Wireshark-users: Re: [Wireshark-users] Tons of ARP packets...?

From: IchBin <weconsultants@xxxxxxxxx>
Date: Sat, 14 Jul 2007 12:13:40 -0400
Small, James wrote:
IchBin,

Still need to find the bugger who is causing that problem. Or more
interestingly where is this xxz0n3dxx.dyndns.org coming from on my
machine. I did a global text search for xxz0n3dxx.dyndns.org and only
found in 5 files but these related to the emails I have sent to this
newsgroup. Maybe I should look for just xxz0n3dxx or dyndns by
themselves.
When I see these Standard Queries, in real time, I see the Process-ids
associated but no associated program initiating that process.
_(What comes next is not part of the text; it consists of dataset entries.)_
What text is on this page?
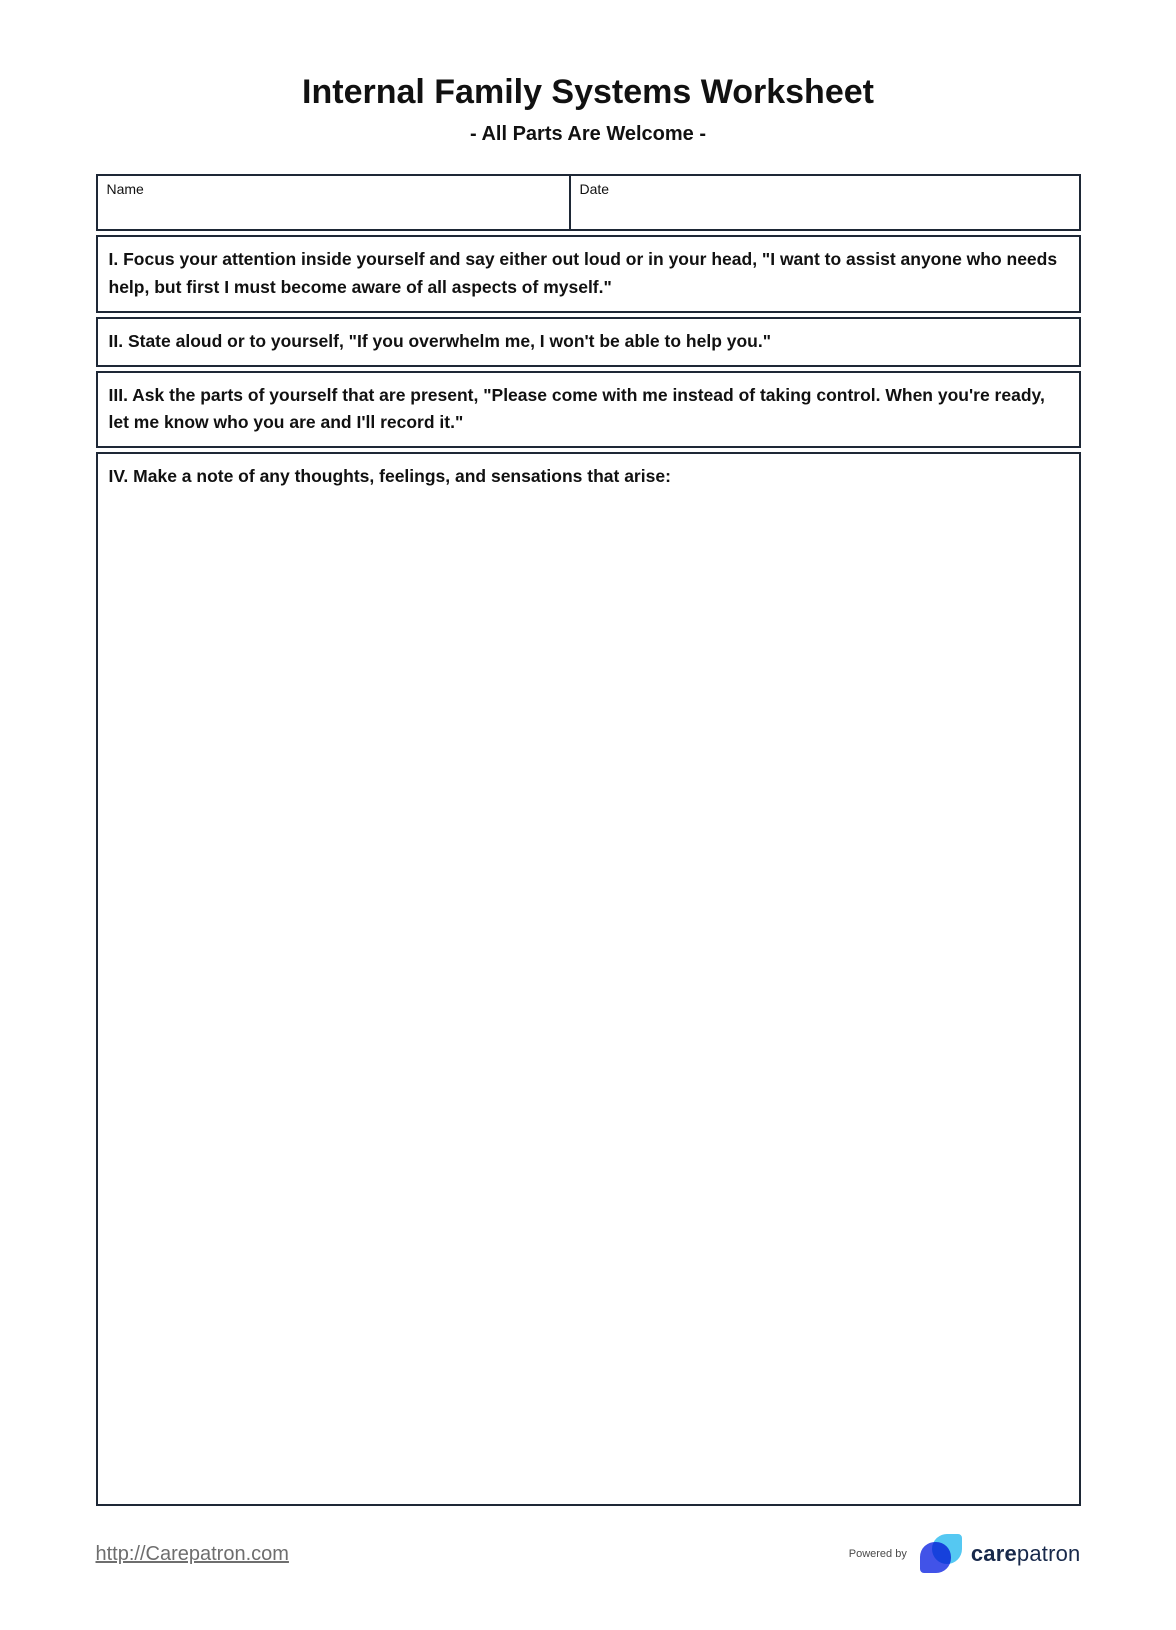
Internal Family Systems Worksheet
- All Parts Are Welcome -
Name	Date
I. Focus your attention inside yourself and say either out loud or in your head, "I want to assist anyone who needs help, but first I must become aware of all aspects of myself."
II. State aloud or to yourself, "If you overwhelm me, I won't be able to help you."
III. Ask the parts of yourself that are present, "Please come with me instead of taking control. When you're ready, let me know who you are and I'll record it."
IV. Make a note of any thoughts, feelings, and sensations that arise:
http://Carepatron.com	Powered by	carepatron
If this is a Windows machine, One thing you can try is installing
ZoneAlarm of Kerio's personal firewall.  This allows you to selectively
block network access on a per process basis.  While it could be time
consuming, you can start with a default deny where when anything wants
network access you must approve it.  The obvious programs like your
browser and E-mail client you can grant access.  For other programs that
request access you can google their process/binary name to learn more
about them.  There is a wealth of information on-line.

Once you find a process you don't like, try using something like the
Sysinternal's Process Explorer to learn more about the process.  Then
hopefully you can uninstall/delete/disable it.

If you didn't already, you may want to try installing Windows Defender
or other anti-spyware programs to check the PC.  If it's just one
program you might be able to kill it.  If it's a nasty one though you
might have to re-image/re-format the machine.  Some nasties are almost
impossible to eradicate.

Good Luck,
  --Jim

_______________________________________________
Wireshark-users mailing list
Wireshark-users@xxxxxxxxxxxxx
http://www.wireshark.org/mailman/listinfo/wireshark-users

Jim, as for spyware, viruses and etc programs I have already mentioned what I am using in one of the beginning message I wrote to this thread.